Guarding Against Potential Dangers or Excesses
Seeking to test everything and hold fast to what is good is a vital discipline – but also one prone to excess or misapplication. Some potential dangers include:
Christians can easily become arrogant in their quest for discernment, viewing themselves as superior to those they critique. Developing a proud “discernment ministry” attitude that feels justified in condemning others is not Christlike (Matthew 7:1-5).
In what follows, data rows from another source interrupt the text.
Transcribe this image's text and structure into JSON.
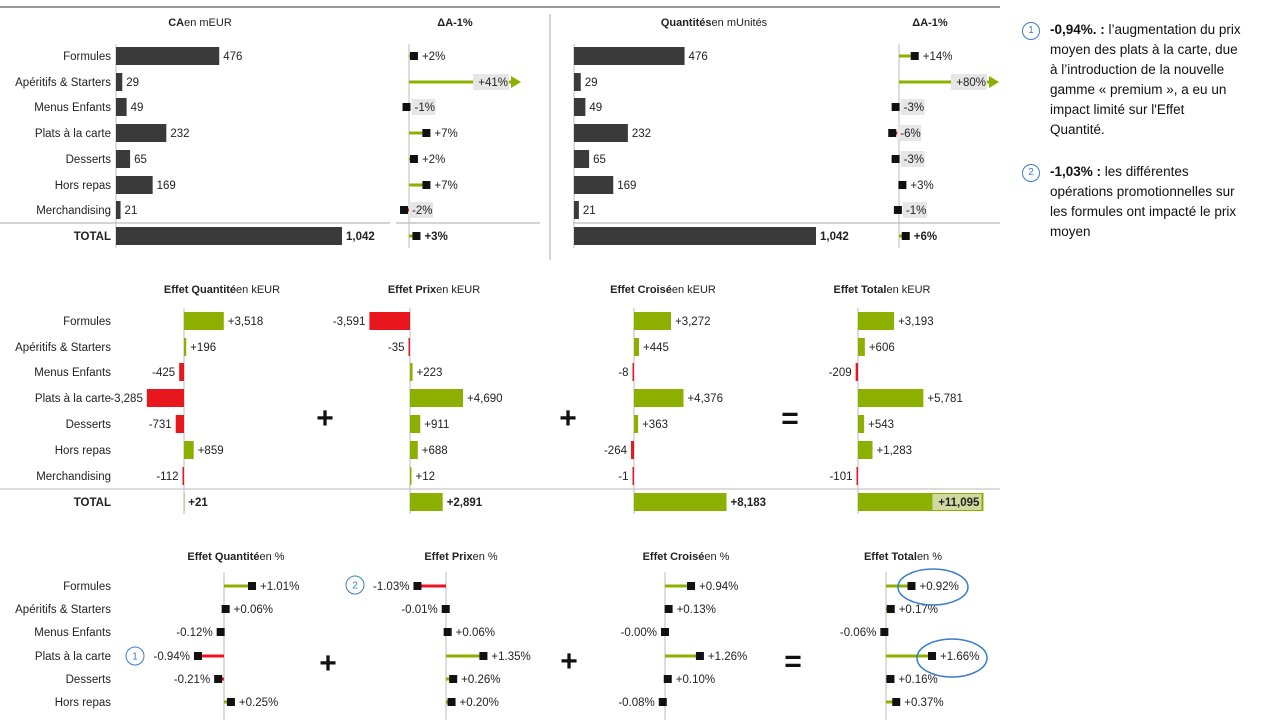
{
  "chart_data": [
    {
      "type": "bar",
      "id": "ca",
      "title": "CA",
      "unit": "en mEUR",
      "categories": [
        "Formules",
        "Apéritifs & Starters",
        "Menus Enfants",
        "Plats à la carte",
        "Desserts",
        "Hors repas",
        "Merchandising"
      ],
      "values": [
        476,
        29,
        49,
        232,
        65,
        169,
        21
      ],
      "labels": [
        "476",
        "29",
        "49",
        "232",
        "65",
        "169",
        "21"
      ],
      "total_label": "TOTAL",
      "total": 1042,
      "total_text": "1,042"
    },
    {
      "type": "bar",
      "id": "ca_delta",
      "title": "ΔA-1%",
      "values": [
        2,
        41,
        -1,
        7,
        2,
        7,
        -2
      ],
      "labels": [
        "+2%",
        "+41%",
        "-1%",
        "+7%",
        "+2%",
        "+7%",
        "-2%"
      ],
      "total": 3,
      "total_text": "+3%"
    },
    {
      "type": "bar",
      "id": "qty",
      "title": "Quantités",
      "unit": "en mUnités",
      "values": [
        476,
        29,
        49,
        232,
        65,
        169,
        21
      ],
      "labels": [
        "476",
        "29",
        "49",
        "232",
        "65",
        "169",
        "21"
      ],
      "total": 1042,
      "total_text": "1,042"
    },
    {
      "type": "bar",
      "id": "qty_delta",
      "title": "ΔA-1%",
      "values": [
        14,
        80,
        -3,
        -6,
        -3,
        3,
        -1
      ],
      "labels": [
        "+14%",
        "+80%",
        "-3%",
        "-6%",
        "-3%",
        "+3%",
        "-1%"
      ],
      "total": 6,
      "total_text": "+6%"
    },
    {
      "type": "bar",
      "id": "eq",
      "title": "Effet Quantité",
      "unit": "en kEUR",
      "values": [
        3518,
        196,
        -425,
        -3285,
        -731,
        859,
        -112
      ],
      "labels": [
        "+3,518",
        "+196",
        "-425",
        "-3,285",
        "-731",
        "+859",
        "-112"
      ],
      "total": 21,
      "total_text": "+21"
    },
    {
      "type": "bar",
      "id": "ep",
      "title": "Effet Prix",
      "unit": "en kEUR",
      "values": [
        -3591,
        -35,
        223,
        4690,
        911,
        688,
        12
      ],
      "labels": [
        "-3,591",
        "-35",
        "+223",
        "+4,690",
        "+911",
        "+688",
        "+12"
      ],
      "total": 2891,
      "total_text": "+2,891"
    },
    {
      "type": "bar",
      "id": "ec",
      "title": "Effet Croisé",
      "unit": "en kEUR",
      "values": [
        3272,
        445,
        -8,
        4376,
        363,
        -264,
        -1
      ],
      "labels": [
        "+3,272",
        "+445",
        "-8",
        "+4,376",
        "+363",
        "-264",
        "-1"
      ],
      "total": 8183,
      "total_text": "+8,183"
    },
    {
      "type": "bar",
      "id": "et",
      "title": "Effet Total",
      "unit": "en kEUR",
      "values": [
        3193,
        606,
        -209,
        5781,
        543,
        1283,
        -101
      ],
      "labels": [
        "+3,193",
        "+606",
        "-209",
        "+5,781",
        "+543",
        "+1,283",
        "-101"
      ],
      "total": 11095,
      "total_text": "+11,095"
    },
    {
      "type": "bar",
      "id": "eqp",
      "title": "Effet Quantité",
      "unit": "en %",
      "values": [
        1.01,
        0.06,
        -0.12,
        -0.94,
        -0.21,
        0.25
      ],
      "labels": [
        "+1.01%",
        "+0.06%",
        "-0.12%",
        "-0.94%",
        "-0.21%",
        "+0.25%"
      ]
    },
    {
      "type": "bar",
      "id": "epp",
      "title": "Effet Prix",
      "unit": "en %",
      "values": [
        -1.03,
        -0.01,
        0.06,
        1.35,
        0.26,
        0.2
      ],
      "labels": [
        "-1.03%",
        "-0.01%",
        "+0.06%",
        "+1.35%",
        "+0.26%",
        "+0.20%"
      ]
    },
    {
      "type": "bar",
      "id": "ecp",
      "title": "Effet Croisé",
      "unit": "en %",
      "values": [
        0.94,
        0.13,
        0.0,
        1.26,
        0.1,
        -0.08
      ],
      "labels": [
        "+0.94%",
        "+0.13%",
        "-0.00%",
        "+1.26%",
        "+0.10%",
        "-0.08%"
      ]
    },
    {
      "type": "bar",
      "id": "etp",
      "title": "Effet Total",
      "unit": "en %",
      "values": [
        0.92,
        0.17,
        -0.06,
        1.66,
        0.16,
        0.37
      ],
      "labels": [
        "+0.92%",
        "+0.17%",
        "-0.06%",
        "+1.66%",
        "+0.16%",
        "+0.37%"
      ]
    }
  ],
  "operators": {
    "plus": "+",
    "equals": "="
  },
  "markers": {
    "one": "1",
    "two": "2"
  },
  "colors": {
    "dark": "#3a3a3a",
    "positive": "#8db000",
    "negative": "#e8161d",
    "marker_circle": "#3a7dc8"
  },
  "notes": [
    {
      "num": "1",
      "bold": "-0,94%. :",
      "text": " l’augmentation du prix moyen des plats à la carte, due à l’introduction de la nouvelle gamme « premium », a eu un impact limité sur l'Effet Quantité."
    },
    {
      "num": "2",
      "bold": "-1,03% :",
      "text": " les différentes opérations promotionnelles sur les formules ont impacté le prix moyen"
    }
  ]
}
We must test teachings with humility and patience.
Being overly critical can breed cynicism, distrust, and negativity towards too many things. It can quench our ability to experience joy, wonder, gratitude. Testing everything does not mean assuming everything is bad. With childlike faith, we can still appreciate truth from imperfect people.
Being dogmatic on disputable matters or “majoring on the minors” can divide Christians. We must hold firm on essential doctrines but allow room for disagreement on secondary issues not explicitly taught in scripture. Fighting and dividing over adiaphora does not glorify God.
4. Rejecting correction
If we are overly confident in our own judgment, we may reject spiritual correction and input that identifies our blind spots on an issue. We must remember that no believer has perfect knowledge and discernment. We need humility to accept challenges to our understanding.
The faithful church must avoid these extremes as we seek to accurately handle the word of truth (2 Timothy 2:15). Exercising discernment with love honors God.
1 Thessalonians 5:21 provides very important instruction for how Christians should navigate the influences they encounter in this world. With so many teachings, ideas, and voices competing for our allegiance, believers must be committed to carefully testing everything against the truth of God’s Word. We should tenaciously cling to and obey what is good – that which cultivates godly character, brings glory to Christ, and aligns with biblical principles. This requires intentionally developing discernment, being anchored in Scripture, and relying on the Spirit’s wisdom each day. While not always easy, living as biblically discerning people will help us stand firm to the end.